I just read an article about this bike in a magazine, and it instantly struck me as a perfect platform for a bug-out bike!

http://moots.com/afternoon-ti/trail-maintenance-bike/


----------



## Sentry18 (Aug 5, 2012)

That looks much better than mine!


----------



## OldCootHillbilly (Jul 9, 2010)

Sentry18 said:


> That looks much better than mine!


Sentry, but yall got the chainsaw runnin the front wheel. Much better use a that there gas engine!

I got a 3 wheeled one with a basket on the back (yeah, I'm gettin ta be a old fart) what could be used fer gatherin up stuff. Plus, I thin a feller could make a hitch perty easy fer a small trailer.
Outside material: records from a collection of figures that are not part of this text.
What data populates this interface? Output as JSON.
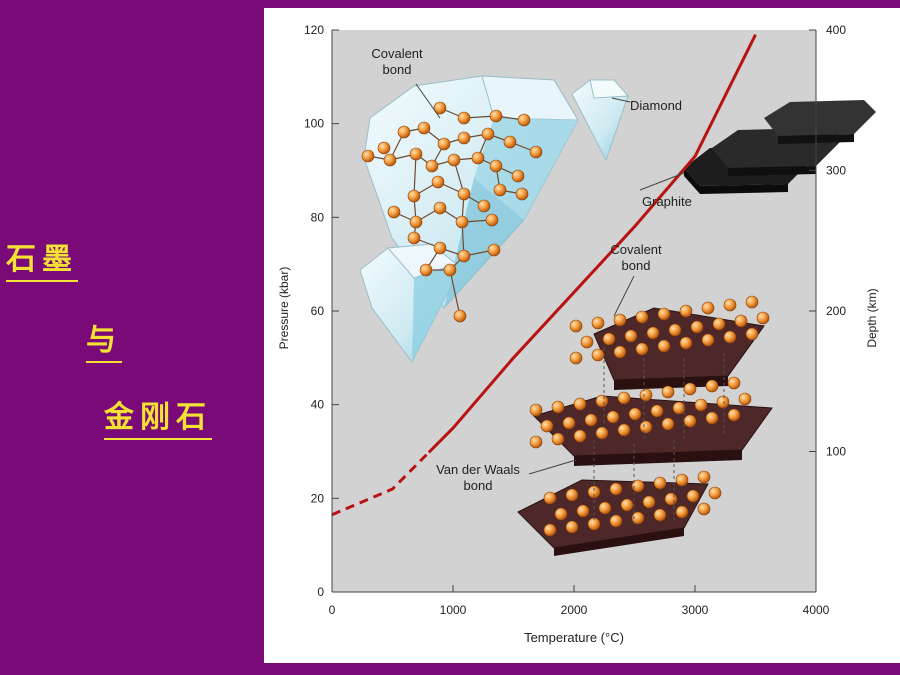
{
  "slide": {
    "title_parts": [
      "石墨",
      "与",
      "金刚石"
    ],
    "colors": {
      "background": "#7a0a78",
      "text": "#f3e233"
    }
  },
  "diagram": {
    "left_axis": {
      "label": "Pressure (kbar)",
      "ticks": [
        "0",
        "20",
        "40",
        "60",
        "80",
        "100",
        "120"
      ]
    },
    "right_axis": {
      "label": "Depth (km)",
      "ticks": [
        "100",
        "200",
        "300",
        "400"
      ]
    },
    "x_axis": {
      "label": "Temperature (°C)",
      "ticks": [
        "0",
        "1000",
        "2000",
        "3000",
        "4000"
      ]
    },
    "annotations": {
      "covalent_bond_top_line1": "Covalent",
      "covalent_bond_top_line2": "bond",
      "diamond": "Diamond",
      "graphite": "Graphite",
      "covalent_bond_mid_line1": "Covalent",
      "covalent_bond_mid_line2": "bond",
      "vdw_line1": "Van der Waals",
      "vdw_line2": "bond"
    },
    "boundary": {
      "points": [
        [
          0,
          16.5
        ],
        [
          500,
          22
        ],
        [
          1000,
          35
        ],
        [
          1500,
          50
        ],
        [
          2000,
          64
        ],
        [
          2500,
          78
        ],
        [
          3000,
          93
        ],
        [
          3500,
          119
        ]
      ],
      "solid_from_x": 800,
      "color": "#b81414"
    }
  }
}
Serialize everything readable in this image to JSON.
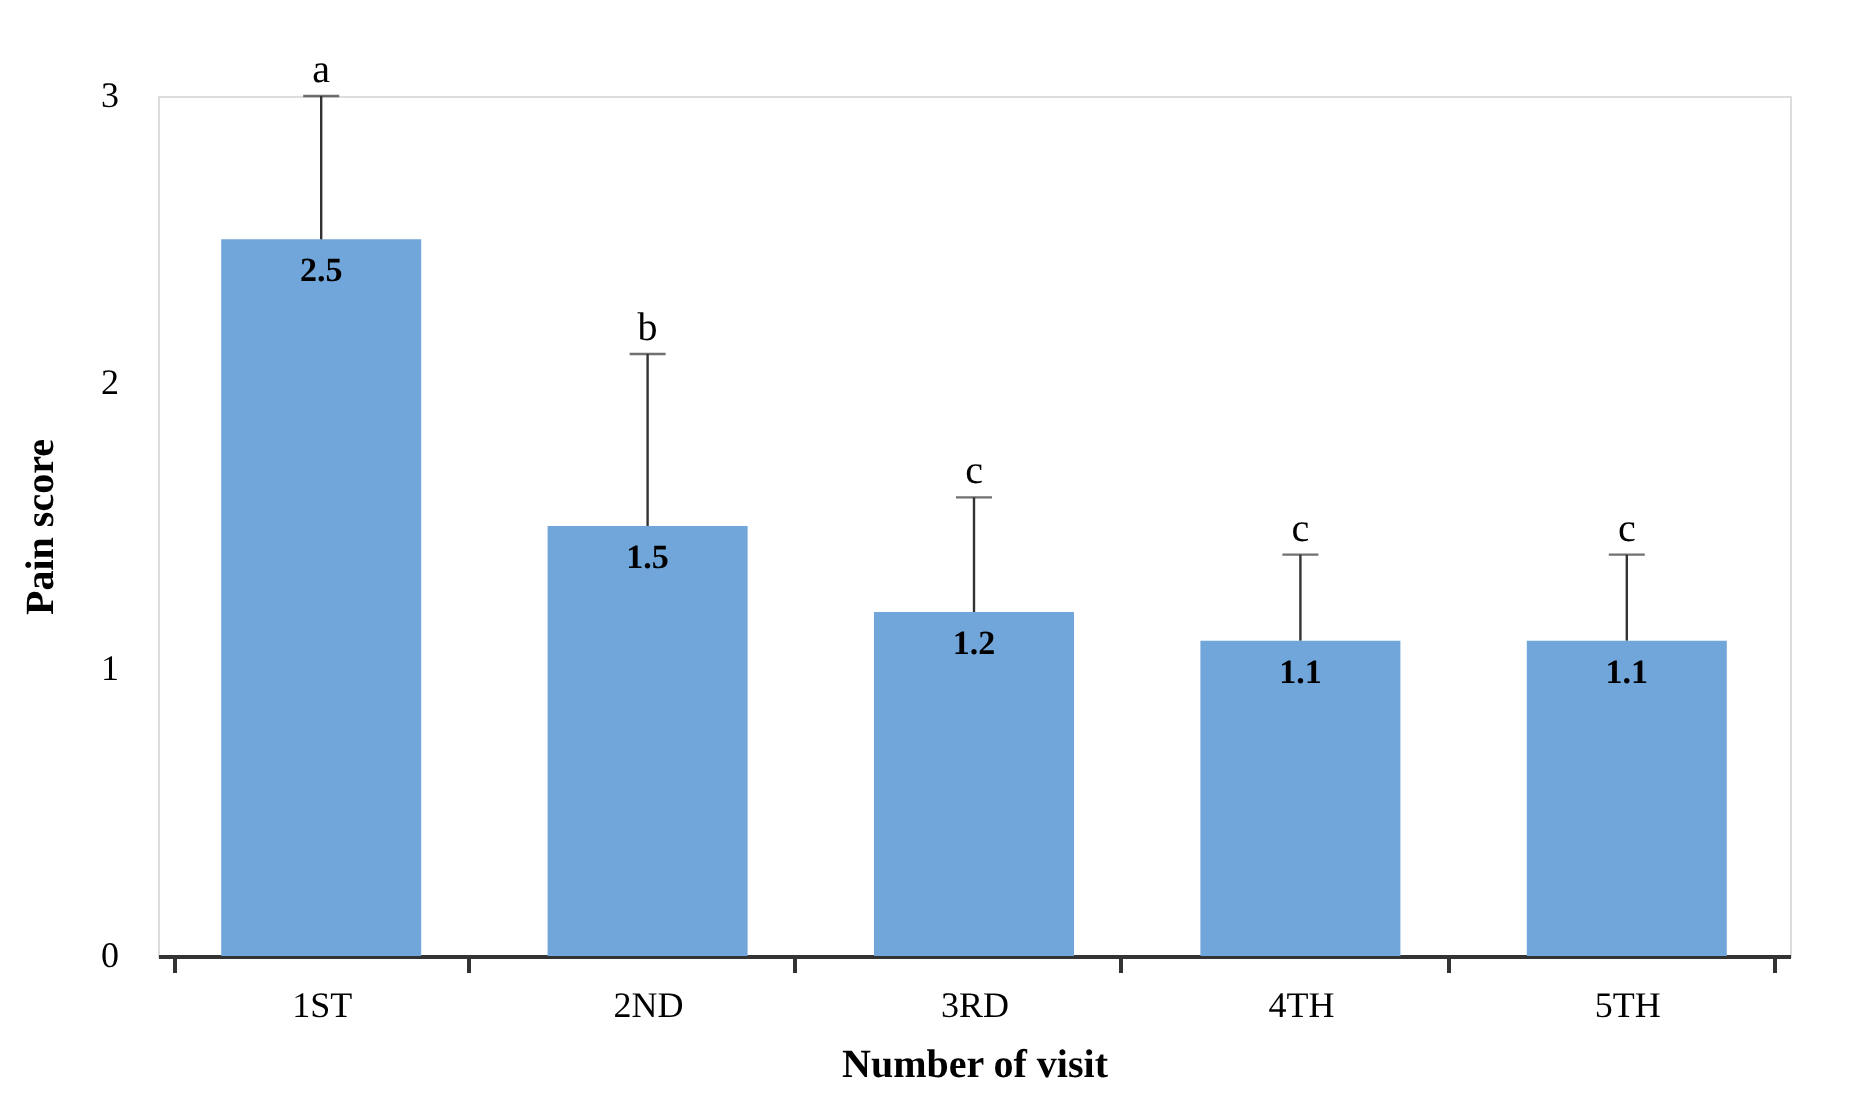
{
  "chart_data": {
    "type": "bar",
    "xlabel": "Number of visit",
    "ylabel": "Pain score",
    "categories": [
      "1ST",
      "2ND",
      "3RD",
      "4TH",
      "5TH"
    ],
    "values": [
      2.5,
      1.5,
      1.2,
      1.1,
      1.1
    ],
    "color": "#70a6da",
    "errors": [
      [
        2.5,
        3.0
      ],
      [
        1.5,
        2.1
      ],
      [
        1.2,
        1.6
      ],
      [
        1.1,
        1.4
      ],
      [
        1.1,
        1.4
      ]
    ],
    "data_labels": true,
    "annotations": [
      {
        "text": "a",
        "x": "1ST",
        "y": 3.0
      },
      {
        "text": "b",
        "x": "2ND",
        "y": 2.1
      },
      {
        "text": "c",
        "x": "3RD",
        "y": 1.6
      },
      {
        "text": "c",
        "x": "4TH",
        "y": 1.4
      },
      {
        "text": "c",
        "x": "5TH",
        "y": 1.4
      }
    ],
    "ylim": [
      0,
      3
    ],
    "yticks": [
      0,
      1,
      2,
      3
    ],
    "grid": false
  }
}
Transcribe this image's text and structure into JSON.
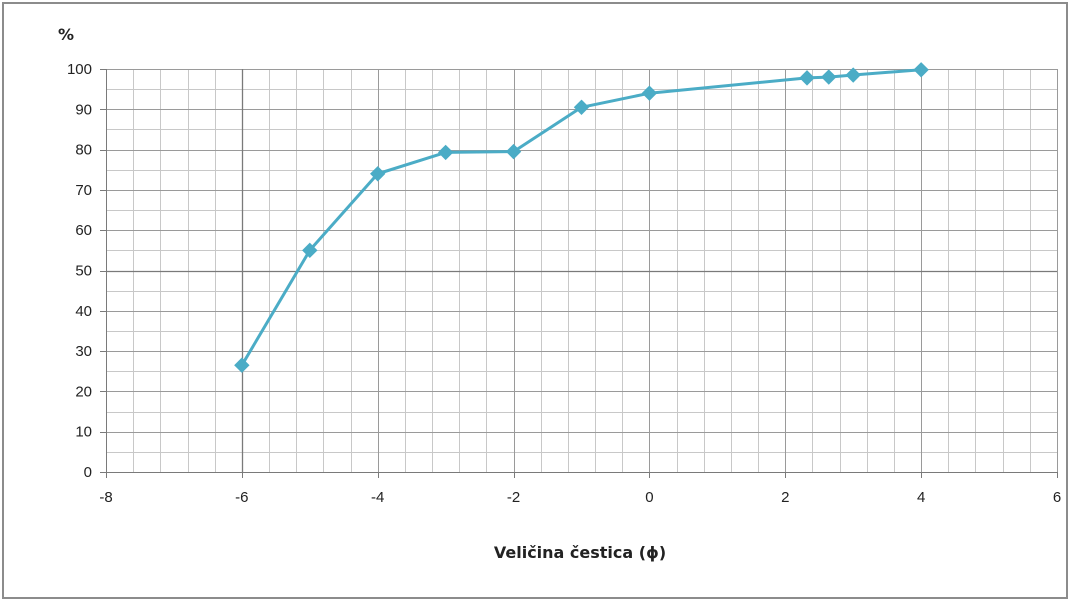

Just don't wanna get everthin to heavy cause the old fat man don't peddle like he use ta!


----------



## RevWC (Mar 28, 2011)

Turtle said:


> I just read an article about this bike in a magazine, and it instantly struck me as a perfect platform for a bug-out bike!
> 
> http://moots.com/afternoon-ti/trail-maintenance-bike/


I am concerned it only holds one six pack....


----------



## Turtle (Dec 10, 2009)

RevWC said:


> I am concerned it only holds one six pack....


Excellent point. I'm just happy that they included it as a design feature.


----------



## Sentry18 (Aug 5, 2012)

This model is the RevWC special edition, but it only holds two beers.


----------



## RevWC (Mar 28, 2011)

Sentry18 said:


> This model is the RevWC special edition, but it only holds two beers.


At least I can make it through the day!


----------



## Caribou (Aug 18, 2012)

Sentry18 said:


> This model is the RevWC special edition, but it only holds two beers.


Two beers is perfect, I believe in moderation. Does it come with sipper tubes like they have for hydration packs?:beercheer:


----------



## crabapple (Jan 1, 2012)

I like variety, can one have Shine & the other ale.


----------



## prepperware (Jul 28, 2012)

I'd like to get one of the "cargo bikes" but the are expensive!


----------



## LincTex (Apr 1, 2011)

Turtle said:


> I just read an article about this bike in a magazine, and it instantly struck me as a perfect platform for a bug-out bike!


It's awesome, but I can certainly imagine what it costs.


----------